Saturday, April 3, 2010

Ancient Text, Present Context

I haven’t blogged in quite a while so I decided that the best way for me to return to blogging would be to attempt to generate a discussion on something that I have strong feelings about: “walking in the Spirit.” I know, I know; before you tune out claiming that I’m speaking a foreign language, let me clarify my intent a little further. I recently had an intriguing discussion with a relative of mine about this very subject, and we appeared to be on opposing sides of the argument until the very end. Even then, it seems that without actually saying it, we both agreed to disagree on certain points of departure.

I don’t know about you, but as a young Christian I was fed an extremely confusing but steady diet of the notion that to walk in the Spirit meant that everything we did as Christians would be prompted only after significant and meaningful time spent in prayer followed by a clear and concise “word” from the Lord. This idea gave impetus to many a young man who desired a certain… shall we say, attractive young woman. He would walk up to her and tell her that God had revealed to him in prayer that she was destined to be his wife. Now before you get your knickers in a twist, I daresay God certainly makes known to you whom you should marry (He most definitely did to me), but it isn’t necessarily just because you prayed and sent out a fleece. It also isn’t a carte blanche cardinal rule that because you’ve supposedly “heard from God” your proposed spouse accepts without question that you must be right.

But I don’t want to trivialize the larger point I’m trying to make by reducing it to the overly simplistic idea behind a marriage proposal. You see, my relative suggested that all too often, Western Christianity takes far too much of a pragmatic approach to our relationship with God. In other words we tend to take a more cerebral approach to solving our problems based on present conditions rather than accepting and trusting the principles espoused by the Scriptures. I, on the other hand, contended that in Africa in general and in Nigeria specifically, we are much too pedantic – giving too much attention to formal rules and small details at the expense of the broader picture - in our interpretation and application of the Scriptures without making room for the cultural, human, and historical context. Our discussion cited some more personal examples, but for the purpose of this blog, I’ll speak to some more general thoughts and ideas.
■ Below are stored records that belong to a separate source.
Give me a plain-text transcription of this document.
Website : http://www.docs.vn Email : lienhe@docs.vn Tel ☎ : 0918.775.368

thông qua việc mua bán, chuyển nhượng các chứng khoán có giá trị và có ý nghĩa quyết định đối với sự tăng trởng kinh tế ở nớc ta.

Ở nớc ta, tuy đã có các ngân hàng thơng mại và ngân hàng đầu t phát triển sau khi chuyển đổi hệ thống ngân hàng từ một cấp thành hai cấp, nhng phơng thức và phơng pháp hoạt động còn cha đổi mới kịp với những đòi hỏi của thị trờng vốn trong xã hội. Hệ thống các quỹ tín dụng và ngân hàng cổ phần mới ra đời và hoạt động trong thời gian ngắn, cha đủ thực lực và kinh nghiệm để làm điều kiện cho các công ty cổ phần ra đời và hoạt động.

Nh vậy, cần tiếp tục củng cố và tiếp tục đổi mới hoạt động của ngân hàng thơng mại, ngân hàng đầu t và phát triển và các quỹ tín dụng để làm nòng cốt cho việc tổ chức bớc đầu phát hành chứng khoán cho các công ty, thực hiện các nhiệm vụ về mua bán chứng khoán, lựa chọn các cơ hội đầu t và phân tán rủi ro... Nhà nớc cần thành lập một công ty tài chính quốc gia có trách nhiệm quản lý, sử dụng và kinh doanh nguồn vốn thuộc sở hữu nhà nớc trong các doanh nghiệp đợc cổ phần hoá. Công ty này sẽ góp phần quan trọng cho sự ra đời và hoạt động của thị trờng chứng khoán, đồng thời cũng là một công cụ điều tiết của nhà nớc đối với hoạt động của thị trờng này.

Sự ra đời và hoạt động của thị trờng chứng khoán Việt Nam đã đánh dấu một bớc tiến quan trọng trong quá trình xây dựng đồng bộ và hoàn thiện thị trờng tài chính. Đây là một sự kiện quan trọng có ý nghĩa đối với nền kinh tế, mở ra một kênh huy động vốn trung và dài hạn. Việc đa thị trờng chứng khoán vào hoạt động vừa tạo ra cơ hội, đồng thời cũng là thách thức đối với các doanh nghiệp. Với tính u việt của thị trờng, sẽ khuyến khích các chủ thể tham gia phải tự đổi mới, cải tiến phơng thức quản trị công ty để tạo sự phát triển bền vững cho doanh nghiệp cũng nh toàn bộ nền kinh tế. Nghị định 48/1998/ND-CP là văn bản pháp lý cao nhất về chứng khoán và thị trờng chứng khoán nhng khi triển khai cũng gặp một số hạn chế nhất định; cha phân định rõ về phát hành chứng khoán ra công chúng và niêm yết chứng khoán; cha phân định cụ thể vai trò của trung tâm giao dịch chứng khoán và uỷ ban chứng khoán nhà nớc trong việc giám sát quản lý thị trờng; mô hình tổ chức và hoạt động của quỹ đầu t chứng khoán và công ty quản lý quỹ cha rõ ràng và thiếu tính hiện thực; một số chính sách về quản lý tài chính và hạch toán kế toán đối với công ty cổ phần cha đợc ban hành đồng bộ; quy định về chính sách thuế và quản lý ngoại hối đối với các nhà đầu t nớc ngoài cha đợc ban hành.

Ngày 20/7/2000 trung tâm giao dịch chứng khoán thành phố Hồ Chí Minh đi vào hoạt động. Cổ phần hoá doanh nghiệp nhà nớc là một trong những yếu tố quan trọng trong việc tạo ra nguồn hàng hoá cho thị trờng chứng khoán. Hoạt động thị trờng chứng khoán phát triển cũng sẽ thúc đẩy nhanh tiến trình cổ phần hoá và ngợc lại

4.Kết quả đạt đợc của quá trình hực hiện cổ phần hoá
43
For example, many Nigerian denominations would suggest that for a woman to wear makeup, pants (trousers), or leave her hair uncovered in public worship is completely sinful and unbiblical. They contend that the Scriptures emphatically state that women should not concern themselves with the outward adorning of their bodies, and neither should they wear men’s clothing. They conveniently ignore the fact that back in the historical days of the Bible, men didn’t wear trousers, so how they make the historical interpretation that the Scriptures are referring to trousers when it talks about men’s clothing, is beyond me. In fact, in a rather gruesome and perverse interpretation of Scriptures, a Nigerian “prophet” who shall remain nameless, actually claimed that an amazing young female pastor who died in a horrific plane crash was killed because she wore mini-skirts and dressed too enticingly. Amazingly, this apparent prophet is actually blind!

That brand of theology, especially framed in language that suggests one is speaking for God, is not only unattractive but lethal! Culturally Nigerians can tend to be overly didactic in our interpretation of the Bible. We are given to extremely “eager” and unyielding convictions, without allowing for the fact that we might be wrong. Now I understand that this is a trait that is common with any thing that you become an expert at, and clearly as we grow in our faith we become experts at interpreting and understanding the Bible. When a group of software developers get together, they speak a language that is wholly foreign to the majority of us outside of that profession and consequently shut out any possibility of a useful interchange. The same may be said for a group of doctors, pilots, and whatever else you study and become an expert at.

Now, while this concept of experts speaking their own language may be useful for those professions when they are talking to one another, it is completely untenable for Christianity since our language and interpretation of the message must be designed to speak to the lives of people right where they are. This really strengthens the notion that we are experiments in translation trying to communicate an ancient text in a present context. I realize that there are those who will quickly suggest that I’m advocating a “dumbing” down of the message, but in actual fact all I’m saying is that we need to talk about Biblical concepts in a language that is understood by the people that we’re supposedly trying to reach with the message. I'll conclude my thoughts on this subject on Monday. Meanwhile, what are your thougths about this subject.


Ronke said...

Joseph, the optically challenged prophet has since spoken out in clear terms that he never died, went to heaven nor claimed to have seen a vision of the late female pastor in hell. It appears the entire story was cooked up by mischief makers who would put the church at logger heads. They certainly did that for a season!